Add EdgeCache encoding to BulkEdgeEncoder of codec-java#249
Conversation
Emit EdgeCache rows during bulk load for INDEXED and MULTI_EDGE labels. The wire format matches the V3 EdgeCacheRecordMapper byte layout so that bulk-loaded data is visible to cache-backed multi-hop queries. Verified end-to-end by a V3 Decoder round-trip in V2MultiEdgeBulkLoadTest.

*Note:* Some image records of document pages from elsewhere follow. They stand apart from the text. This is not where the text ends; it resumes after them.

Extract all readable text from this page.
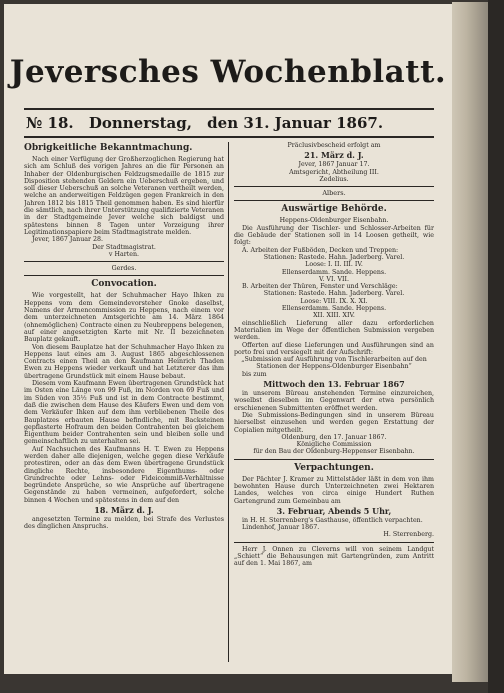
Jeversches Wochenblatt.
№ 18. Donnerstag, den 31. Januar 1867.
Obrigkeitliche Bekanntmachung.

Nach einer Verfügung der Großherzoglichen Regierung hat sich am Schluß des vorigen Jahres an die für Personen an Inhaber der Oldenburgischen Feldzugsmedaille de 1815 zur Disposition stehenden Geldern ein Ueberschuß ergeben, und soll dieser Ueberschuß an solche Veteranen vertheilt werden, welche an anderweitigen Feldzügen gegen Frankreich in den Jahren 1812 bis 1815 Theil genommen haben. Es sind hierfür die sämtlich, nach ihrer Unterstützung qualifizierte Veteranen in der Stadtgemeinde Jever welche sich baldigst und spätestens binnen 8 Tagen unter Vorzeigung ihrer Legitimationspapiere beim Stadtmagistrate melden.

Jever, 1867 Januar 28.

Der Stadtmagistrat.

v Harten.

Gerdes.

Convocation.

Wie vorgestellt, hat der Schuhmacher Hayo Ihken zu Heppens vom dem Gemeindevorsteher Gnoke daselbst, Namens der Armencommission zu Heppens, nach einem vor dem unterzeichneten Amtsgerichte am 14. März 1864 (ohnemöglichen) Contracte einen zu Neubreppens belegenen, auf einer angesetzigten Karte mit Nr. II bezeichneten Bauplatz gekauft.

Von diesem Bauplatze hat der Schuhmacher Hayo Ihken zu Heppens laut eines am 3. August 1865 abgeschlossenen Contracts einen Theil an den Kaufmann Heinrich Thaden Ewen zu Heppens wieder verkauft und hat Letzterer das ihm übertragene Grundstück mit einem Hause bebaut.

Diesem vom Kaufmann Ewen übertragenen Grundstück hat im Osten eine Länge von 99 Fuß, im Norden von 69 Fuß und im Süden von 35½ Fuß und ist in dem Contracte bestimmt, daß die zwischen dem Hause des Käufers Ewen und dem von dem Verkäufer Ihken auf dem ihm verbliebenen Theile des Bauplatzes erbauten Hause befindliche, mit Backsteinen gepflasterte Hofraum den beiden Contrahenten bei gleichem Eigenthum beider Contrahenten sein und bleiben solle und gemeinschaftlich zu unterhalten sei.

Auf Nachsuchen des Kaufmanns H. T. Ewen zu Heppens werden daher alle diejenigen, welche gegen diese Verkäufe protestiren, oder an das dem Ewen übertragene Grundstück dingliche Rechte, insbesondere Eigenthums- oder Grundrechte oder Lehns- oder Fideicommiß-Verhältnisse begründete Ansprüche, so wie Ansprüche auf übertragene Gegenstände zu haben vermeinen, aufgefordert, solche binnen 4 Wochen und spätestens in dem auf den

18. März d. J.

angesetzten Termine zu melden, bei Strafe des Verlustes des dinglichen Anspruchs.

Präclusivbescheid erfolgt am

21. März d. J.

Jever, 1867 Januar 17.

Amtsgericht, Abtheilung III.

Zedelius.

Albers.

Auswärtige Behörde.

Heppens-Oldenburger Eisenbahn.

Die Ausführung der Tischler- und Schlosser-Arbeiten für die Gebäude der Stationen soll in 14 Loosen getheilt, wie folgt:

A. Arbeiten der Fußböden, Decken und Treppen:

Stationen: Rastede. Hahn. Jaderberg. Varel.

Loose: I. II. III. IV.

Ellenserdamm. Sande. Heppens.

V. VI. VII.

B. Arbeiten der Thüren, Fenster und Verschläge:

Stationen: Rastede. Hahn. Jaderberg. Varel.

Loose: VIII. IX. X. XI.

Ellenserdamm. Sande. Heppens.

XII. XIII. XIV.

einschließlich Lieferung aller dazu erforderlichen Materialien im Wege der öffentlichen Submission vergeben werden.

Offerten auf diese Lieferungen und Ausführungen sind an porto frei und versiegelt mit der Aufschrift:

„Submission auf Ausführung von Tischlerarbeiten auf den Stationen der Heppens-Oldenburger Eisenbahn“

bis zum

Mittwoch den 13. Februar 1867

in unserem Büreau anstehenden Termine einzureichen, woselbst dieselben im Gegenwart der etwa persönlich erschienenen Submittenten eröffnet werden.

Die Submissions-Bedingungen sind in unserem Büreau hierselbst einzusehen und werden gegen Erstattung der Copialien mitgetheilt.

Oldenburg, den 17. Januar 1867.

Königliche Commission

für den Bau der Oldenburg-Heppenser Eisenbahn.

Verpachtungen.

Der Pächter J. Kramer zu Mittelstäder läßt in dem von ihm bewohnten Hause durch Unterzeichneten zwei Hektaren Landes, welches von circa einige Hundert Ruthen Gartengrund zum Gemeinbau am

3. Februar, Abends 5 Uhr,

in H. H. Sterrenberg's Gasthause, öffentlich verpachten.

Lindenhof, Januar 1867.

H. Sterrenberg.

Herr J. Onnen zu Cleverns will von seinem Landgut „Schiett“ die Behausungen mit Gartengründen, zum Antritt auf den 1. Mai 1867, am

Co-Authored-By: Claude Opus 4.6 (1M context) <noreply@anthropic.com>
|
Note - Although the migration to V3 is in progress, this PR is a necessary update to V2 to bring the latest features into the currently running production. @zipdoki |
|
Need to check whether the LabelDTO change impacts any of its usages. If the above and HBase testing are confirmed, I'll go ahead with an optimistic merge. |
|
@em3s
|
|
@em3s The error occurs not in encoding, but when deserializing the Table Schema response. The proper fix is to add |
|
@zipdoki Thanks — confirmations look good. Moving this to the v0.3.0 milestone so the bulk-load cache fix ships in 0.3.0 rather than 0.4.0. Related changes landing in 0.3.0:
Upgrade order is server first, then clients — the deserialization issue you hit disappears as long as that order holds, so we don't need the I'll proceed with the optimistic merge here once the server-side Table Schema PR is merged. |
|
Quick correction on the earlier comment — after verifying on Opened #272 to add a regression test that locks in the Update: Merged #272 |
|
@zipdoki Optimistic Merging. Expecting |
|
And huge thanks for the work here, @zipdoki — running bulk load against real HBase and chasing down the LabelDTO root-cause aren't easy lifts. |
|
Update: |
Summary
Extend
BulkEdgeEncoder.bulkEncodeAllto also emit EdgeCache records during bulk load. Previously only HashEdge/IndexedEdge/CounterEdge rows were produced, so bulk-loaded data was missing from cache-backed (multi-hop) queries for INDEXED and MULTI_EDGE labels. Emitted rows are byte-compatible with what the V3EdgeCacheRecordMapperwrites — key layoutxxhash32(src) | directedSource | labelId | EDGE_CACHE(-6) | direction | cacheCode(int32), qualifiercacheValues... | directedTarget, valuets | (propertyHashKey, propertyValue)..., and the IN-direction src/tgt swap inBytesKeyValueEdgeEncoder/StringKeyFieldValueEdgeEncodermirrors V3EdgeMutationStrategy.MultiEdge. Fixes the behavior gap noted in #37.Test plan
./gradlew :codec-java:build— full codec-java compile; catches type/import breakage from the newCacheDTO,LabelDTO.cachesfield,EncodedEdgeType.EDGE_CACHE_TYPE(-6), and theEdgeEncoder.encodeCacheEdge/encodeAllCacheEdgesadditions../gradlew :codec-java:test --tests "*BulkEdgeEncoderTests*"— INDEXED label encoding across BOTH / OUT / IN directions with total row-count assertions, HASH / inactive-edge negative cases (no cache rows even whencachesis set), and the backward-compat path where a label JSON without acacheskey still deserializes and emits no cache rows../gradlew :codec-java:test --tests "*MultiEdgeBulkEdgeEncoderTests*"— MULTI_EDGE label; verifies the syntheticoutEdge=(src, id)/inEdge=(id, tgt)from the bulk path are reused by the cache encoder and emit 2 cache rows (OUT/IN). Also covers MULTI_EDGE JSON withoutcaches../gradlew :core:test --tests "*V2MultiEdgeBulkLoadTest*"— end-to-end round-trip: V2 bytes produced byBulkEdgeEncoderare decoded via V3EdgeCacheRecordMapper.Decoder(testEdgeCacheOut/In), proving byte compatibility with V3's wire format. Also regresses state/indexed/counter paths to ensure the cache-row addition did not disturb them.getCaches()/entity.cachesundercodec-java/andengine/— confirms no production caller expects a non-nullLabelDTO.cachesafter the null-guard removal (BulkEdgeEncoderis the only Java consumer and already doescaches != null && !caches.isEmpty(); KotlinLabelEntity.cachesis a separate class with a KotlinemptyList()default and is unaffected).